3. Creating our song list
It was challenging. Actually, quite challenging. There was probably more yelling than necessary, and some tears of frustration might have just about surfaced. But let’s face it, my partner and I love music, and we totally love dancing. We wrote the first draft of our song list within a week of getting engaged and then, a year later, when we actually needed it for practical purposes, could not find it. No problem; we started over. I think that creating the songlist was quite emblematic of a lot of the wedding planning process because it required an extremely delicate mix of considering my tastes, my partner’s tastes, what will please our parents, what will rouse our guests, and what will be most in line with our values (which in this case, include dancing, and lots of it). I think I am also still quite nervous to see how it will play out since, now made, this list is literally in the hands of our DJ.
2. Making the seating chart
Seriously, the seating chart was one thing I have been most excited about since the beginning of the process. I just couldn’t do it until now because I didn’t know exactly who was coming and who was not coming. I love making the seating chart because I love all the people who are coming to the wedding.
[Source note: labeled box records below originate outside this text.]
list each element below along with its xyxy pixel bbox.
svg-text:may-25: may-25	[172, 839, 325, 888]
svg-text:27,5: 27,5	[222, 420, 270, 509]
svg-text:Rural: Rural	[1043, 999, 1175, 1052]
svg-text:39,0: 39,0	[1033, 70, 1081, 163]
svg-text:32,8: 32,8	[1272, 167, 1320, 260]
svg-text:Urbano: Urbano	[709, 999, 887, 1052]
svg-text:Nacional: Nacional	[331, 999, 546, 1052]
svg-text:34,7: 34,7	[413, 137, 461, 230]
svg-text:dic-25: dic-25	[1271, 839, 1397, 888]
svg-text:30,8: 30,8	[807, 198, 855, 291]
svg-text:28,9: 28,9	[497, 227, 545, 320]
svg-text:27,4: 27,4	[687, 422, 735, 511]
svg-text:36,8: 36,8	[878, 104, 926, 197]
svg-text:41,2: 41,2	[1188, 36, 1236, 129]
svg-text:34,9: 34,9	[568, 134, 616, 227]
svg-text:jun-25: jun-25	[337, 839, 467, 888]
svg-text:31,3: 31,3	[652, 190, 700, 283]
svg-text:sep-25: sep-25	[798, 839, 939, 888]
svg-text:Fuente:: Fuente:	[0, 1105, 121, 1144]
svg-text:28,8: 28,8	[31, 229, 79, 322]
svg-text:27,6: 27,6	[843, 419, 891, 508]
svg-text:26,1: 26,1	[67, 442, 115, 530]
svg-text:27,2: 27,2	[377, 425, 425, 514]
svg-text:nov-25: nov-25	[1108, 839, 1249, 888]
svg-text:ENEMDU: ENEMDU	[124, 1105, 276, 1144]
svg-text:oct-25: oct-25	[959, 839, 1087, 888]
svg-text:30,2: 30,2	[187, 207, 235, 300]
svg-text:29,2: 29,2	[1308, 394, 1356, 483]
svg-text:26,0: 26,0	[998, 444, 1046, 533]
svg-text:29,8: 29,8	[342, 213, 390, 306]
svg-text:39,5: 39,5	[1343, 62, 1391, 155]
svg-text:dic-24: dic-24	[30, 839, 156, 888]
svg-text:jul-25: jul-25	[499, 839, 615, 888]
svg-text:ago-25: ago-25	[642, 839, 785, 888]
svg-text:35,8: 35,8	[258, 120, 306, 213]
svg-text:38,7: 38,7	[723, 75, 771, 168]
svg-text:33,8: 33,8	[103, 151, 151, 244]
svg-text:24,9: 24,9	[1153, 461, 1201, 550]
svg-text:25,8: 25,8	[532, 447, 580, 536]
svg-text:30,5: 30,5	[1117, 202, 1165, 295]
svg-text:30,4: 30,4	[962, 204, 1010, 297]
I am having the wedding in the first place because I want these people to come celebrate with us. Making the seating chart is the one task in which I get to bask ahead of time in the glorious presence of all these friends and relatives. Each person matters, each person needs their seat. Furthermore, I can see the networks that we have supporting us, the webs of people that become so important to my decisions about who will sit where and with whom. It appears a pretty easy task of counting to ten (as in, ten seats at a table), but as I complete this task I am filled with joy at the physical promise that all of these people will be in the same room together, dancing with me.
1. (Re)writing our ceremony
Tonight we met with our friend the rabbinical student who will be officiating our wedding ceremony. Designing the wedding ceremony has been by far my favorite part of the entire wedding planning process. My partner and I are very verbal people—words mean a lot to us. Jewish tradition and liturgy also has meaning for us, but in a very complex way. In planning the ceremony we have carefully and critically considered each gesture, each blessing, each process. We are taking into account Judaism, feminism, humanism, our families’ tastes and our personal styles. It feels like us, like the core of what all this fuss is about. (Re)writing the ceremony is the one part of the wedding planning process that draws on our strengths as writers and as people actively engaged in reimagining spiritual and symbolic practices.